From personal genome to personal transcriptome

Manuel Rivas Profile
Manuel Rivas

Genome analysis reveals how the DNA sequences that make up individual genes differ between individuals, which may contribute to differences in disease risk. However, it remains extremely challenging to accurately predict how any particular DNA change might affect biological function, limiting the clinical interpretation of genetic findings. In a paper published on 8 May in the journal Science, Manuel Rivas and colleagues at Wellcome Trust Centre for Human Genetics, together with Daniel MacArthur (Broad Institute, US), Tuuli Lappalainen (New York Genome Center, US), and collaborators from the Genotype Tissue Expression (GTEx) Consortium, have measured the cellular effects of genetic variants in unprecedented depth.

They documented the impact on gene expression levels of variants that had a high probability of causing proteins to be missing or incomplete. Protein-truncating variants (PTVs) interrupt the sequence of a gene in one of four ways: by introducing a premature ‘stop here’ signal; by adding or deleting a short sequence (indel) so that the genetic code becomes scrambled; by deleting a large section of DNA; or by disrupting critical sites where the RNA message is spliced together once the DNA has been transcribed. Such variants are often associated with disease, but others have no obvious effect. Some can even be beneficial: for example, a splice-disrupting variant in the CARD9 gene provides strong protection against Crohn’s disease and ulcerative colitis.
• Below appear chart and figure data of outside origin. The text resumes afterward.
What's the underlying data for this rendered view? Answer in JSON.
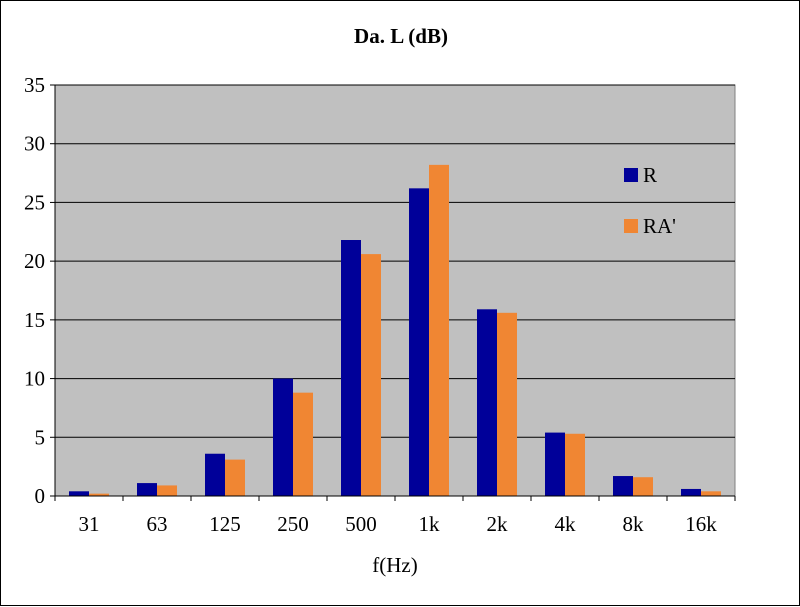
{
  "chart_data": {
    "type": "bar",
    "title": "Da. L (dB)",
    "xlabel": "f(Hz)",
    "ylabel": "",
    "categories": [
      "31",
      "63",
      "125",
      "250",
      "500",
      "1k",
      "2k",
      "4k",
      "8k",
      "16k"
    ],
    "series": [
      {
        "name": "R",
        "color": "#000099",
        "values": [
          0.4,
          1.1,
          3.6,
          10.0,
          21.8,
          26.2,
          15.9,
          5.4,
          1.7,
          0.6
        ]
      },
      {
        "name": "RA'",
        "color": "#f08633",
        "values": [
          0.2,
          0.9,
          3.1,
          8.8,
          20.6,
          28.2,
          15.6,
          5.3,
          1.6,
          0.4
        ]
      }
    ],
    "ylim": [
      0,
      35
    ],
    "yticks": [
      0,
      5,
      10,
      15,
      20,
      25,
      30,
      35
    ],
    "grid": true,
    "legend_position": "right",
    "plot_background": "#c0c0c0"
  }
}
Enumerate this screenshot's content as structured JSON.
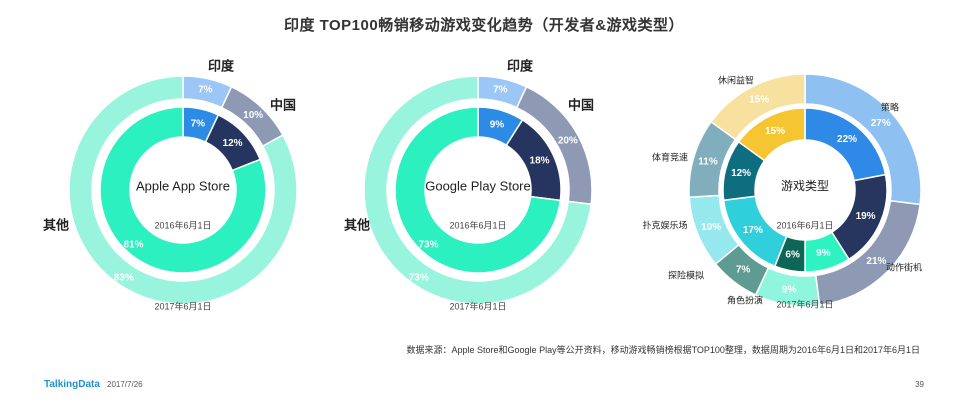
{
  "title": "印度 TOP100畅销移动游戏变化趋势（开发者&游戏类型）",
  "source": "数据来源：Apple Store和Google Play等公开资料，移动游戏畅销榜根据TOP100整理，数据周期为2016年6月1日和2017年6月1日",
  "footer": {
    "logo": "TalkingData",
    "date": "2017/7/26",
    "page": "39"
  },
  "colors": {
    "accent_dark": "#1f3a5f"
  },
  "chart_data": [
    {
      "type": "donut",
      "center_label": "Apple App Store",
      "inner_ring_label": "2016年6月1日",
      "outer_ring_label": "2017年6月1日",
      "categories": [
        "印度",
        "中国",
        "其他"
      ],
      "series": [
        {
          "name": "2016年6月1日",
          "values": [
            7,
            12,
            81
          ]
        },
        {
          "name": "2017年6月1日",
          "values": [
            7,
            10,
            83
          ]
        }
      ]
    },
    {
      "type": "donut",
      "center_label": "Google Play Store",
      "inner_ring_label": "2016年6月1日",
      "outer_ring_label": "2017年6月1日",
      "categories": [
        "印度",
        "中国",
        "其他"
      ],
      "series": [
        {
          "name": "2016年6月1日",
          "values": [
            9,
            18,
            73
          ]
        },
        {
          "name": "2017年6月1日",
          "values": [
            7,
            20,
            73
          ]
        }
      ]
    },
    {
      "type": "donut",
      "center_label": "游戏类型",
      "inner_ring_label": "2016年6月1日",
      "outer_ring_label": "2017年6月1日",
      "categories": [
        "策略",
        "动作街机",
        "角色扮演",
        "探险模拟",
        "扑克娱乐场",
        "体育竞速",
        "休闲益智"
      ],
      "series": [
        {
          "name": "2016年6月1日",
          "values": [
            22,
            19,
            9,
            6,
            17,
            12,
            15
          ]
        },
        {
          "name": "2017年6月1日",
          "values": [
            27,
            21,
            9,
            7,
            10,
            11,
            15
          ]
        }
      ]
    }
  ]
}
Cells have a protective mechanism against such truncated proteins called ‘nonsense-mediated decay’ (NMD), which can degrade abnormal RNA messages before they are translated to proteins. This phenomenon, and changes in the content of the RNA message can be detected from RNA sequencing data that the team analysed.

Rivas, MacArthur, Lappalainen and their colleagues took advantage of two large-scale cohort studies that between them had sequenced both DNA and RNA from 635 individuals in order to uncover the functional effects of PTVs. The Geuvadis study combined genome sequencing data to RNA sequencing from cultured white blood cells, while the GTEx projects analyzed DNA sequences and expression data from multiple tissues from the same individuals. 
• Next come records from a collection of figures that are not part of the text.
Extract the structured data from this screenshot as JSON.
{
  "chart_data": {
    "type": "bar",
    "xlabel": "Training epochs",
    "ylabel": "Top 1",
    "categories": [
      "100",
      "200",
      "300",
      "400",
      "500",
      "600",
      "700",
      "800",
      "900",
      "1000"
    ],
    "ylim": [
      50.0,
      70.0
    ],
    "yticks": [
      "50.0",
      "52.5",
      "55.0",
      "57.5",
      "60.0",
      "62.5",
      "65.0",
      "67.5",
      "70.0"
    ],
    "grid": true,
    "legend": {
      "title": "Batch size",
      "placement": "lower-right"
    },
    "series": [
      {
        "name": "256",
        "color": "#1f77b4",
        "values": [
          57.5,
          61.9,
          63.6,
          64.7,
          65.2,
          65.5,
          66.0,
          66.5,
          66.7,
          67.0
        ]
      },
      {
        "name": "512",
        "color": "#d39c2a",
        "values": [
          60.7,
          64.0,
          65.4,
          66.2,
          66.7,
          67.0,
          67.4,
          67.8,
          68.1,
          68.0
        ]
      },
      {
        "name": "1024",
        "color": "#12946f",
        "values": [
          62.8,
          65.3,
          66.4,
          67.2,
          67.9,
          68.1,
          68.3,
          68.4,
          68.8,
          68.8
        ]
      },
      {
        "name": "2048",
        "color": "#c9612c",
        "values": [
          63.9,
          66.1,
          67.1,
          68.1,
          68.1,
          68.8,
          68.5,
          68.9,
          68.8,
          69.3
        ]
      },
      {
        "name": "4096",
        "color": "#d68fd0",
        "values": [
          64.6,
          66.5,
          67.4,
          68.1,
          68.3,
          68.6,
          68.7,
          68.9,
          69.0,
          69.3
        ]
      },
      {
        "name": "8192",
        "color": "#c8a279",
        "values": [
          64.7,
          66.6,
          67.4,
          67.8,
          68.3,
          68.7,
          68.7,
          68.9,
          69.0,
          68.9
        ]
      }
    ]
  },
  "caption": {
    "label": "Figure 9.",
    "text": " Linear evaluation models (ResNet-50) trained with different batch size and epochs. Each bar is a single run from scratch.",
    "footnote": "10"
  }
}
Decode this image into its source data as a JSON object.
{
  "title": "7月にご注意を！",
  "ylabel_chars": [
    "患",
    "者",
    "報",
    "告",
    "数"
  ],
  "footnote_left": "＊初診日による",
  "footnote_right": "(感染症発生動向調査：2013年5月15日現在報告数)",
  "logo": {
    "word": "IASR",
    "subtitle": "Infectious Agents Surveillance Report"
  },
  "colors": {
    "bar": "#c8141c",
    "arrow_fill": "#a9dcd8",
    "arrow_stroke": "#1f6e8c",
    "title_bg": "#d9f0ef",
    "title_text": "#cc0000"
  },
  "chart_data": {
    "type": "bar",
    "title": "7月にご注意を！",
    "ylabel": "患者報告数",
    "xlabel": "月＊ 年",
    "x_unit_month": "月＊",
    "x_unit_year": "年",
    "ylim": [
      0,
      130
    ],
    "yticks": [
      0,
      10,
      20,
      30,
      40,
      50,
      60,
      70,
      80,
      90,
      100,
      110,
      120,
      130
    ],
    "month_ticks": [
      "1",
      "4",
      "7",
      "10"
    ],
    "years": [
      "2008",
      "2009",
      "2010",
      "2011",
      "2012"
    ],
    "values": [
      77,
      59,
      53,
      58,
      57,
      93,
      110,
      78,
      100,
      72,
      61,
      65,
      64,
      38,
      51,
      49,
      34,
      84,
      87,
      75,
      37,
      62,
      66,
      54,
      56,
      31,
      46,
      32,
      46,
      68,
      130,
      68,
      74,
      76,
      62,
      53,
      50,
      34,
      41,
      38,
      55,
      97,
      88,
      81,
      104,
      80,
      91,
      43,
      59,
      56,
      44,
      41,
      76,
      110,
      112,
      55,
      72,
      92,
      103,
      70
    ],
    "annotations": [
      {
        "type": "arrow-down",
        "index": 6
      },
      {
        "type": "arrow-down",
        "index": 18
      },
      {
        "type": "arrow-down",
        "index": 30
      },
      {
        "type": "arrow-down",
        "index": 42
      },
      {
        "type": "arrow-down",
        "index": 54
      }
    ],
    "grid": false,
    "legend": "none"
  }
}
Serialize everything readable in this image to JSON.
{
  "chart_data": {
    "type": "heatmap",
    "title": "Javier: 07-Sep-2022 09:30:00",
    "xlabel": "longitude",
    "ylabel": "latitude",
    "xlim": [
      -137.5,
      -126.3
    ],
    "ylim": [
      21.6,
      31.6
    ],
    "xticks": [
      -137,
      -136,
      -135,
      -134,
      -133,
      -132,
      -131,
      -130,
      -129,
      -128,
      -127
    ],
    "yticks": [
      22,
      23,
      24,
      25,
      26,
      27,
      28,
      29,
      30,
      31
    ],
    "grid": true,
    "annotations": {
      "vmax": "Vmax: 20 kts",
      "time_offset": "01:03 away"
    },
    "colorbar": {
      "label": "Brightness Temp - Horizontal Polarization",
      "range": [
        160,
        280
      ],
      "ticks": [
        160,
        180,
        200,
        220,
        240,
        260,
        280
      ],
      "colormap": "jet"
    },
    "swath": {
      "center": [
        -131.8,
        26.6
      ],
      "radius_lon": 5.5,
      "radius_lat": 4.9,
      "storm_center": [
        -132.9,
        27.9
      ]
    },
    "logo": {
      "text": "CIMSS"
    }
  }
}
In total the researchers identified 16,286 candidate PTVs. They were able to use the expression data to characterise the likelihood that a particular PTV might disrupt gene expression through NMD and developed a model to predict the outcome from DNA sequence alone. ‘For the first time we’ve been able to quantify how efficient this process is across multiple tissues’, says Rivas. ‘We find evidence that 30 per cent of the time predicted PTVs may escape NMD.’ He and his colleagues were also able to document that in almost 20 per cent of cases the effect of a PTV was specific to one or a subset of tissues.

They also established that where a PTV knocked out expression in one of a pair of alleles, the complementary undamaged allele did not increase its expression to compensate – suggesting that in many cases, the ability of humans to tolerate the loss of one copy of a gene is driven by complex buffering processes rather than simply increasing expression of the remaining copy.

Finally they took a close look at PTVs at the critical sites at either side of a splice junction, as well as those nearby. In addition to confirming that ‘essential splice sites’ had a high probability of disrupting splicing, they were able to quantitate the impact of variants further from the junction.

'We are able to go beyond DNA sequence alone and begin to understand the cellular consequences of this important class of genetic variation', says Lappalainen. 'This work shows how "personal transcriptomics" – measuring gene expression in individuals – could become an important complement to genome analysis in the clinic, improving our diagnosis of a wide range of rare diseases,' concludes MacArthur.

Manuel A. Rivas et al., Effect of predicted protein-truncating genetic variants on the human transcriptome. Science 2015: 348; 668-669.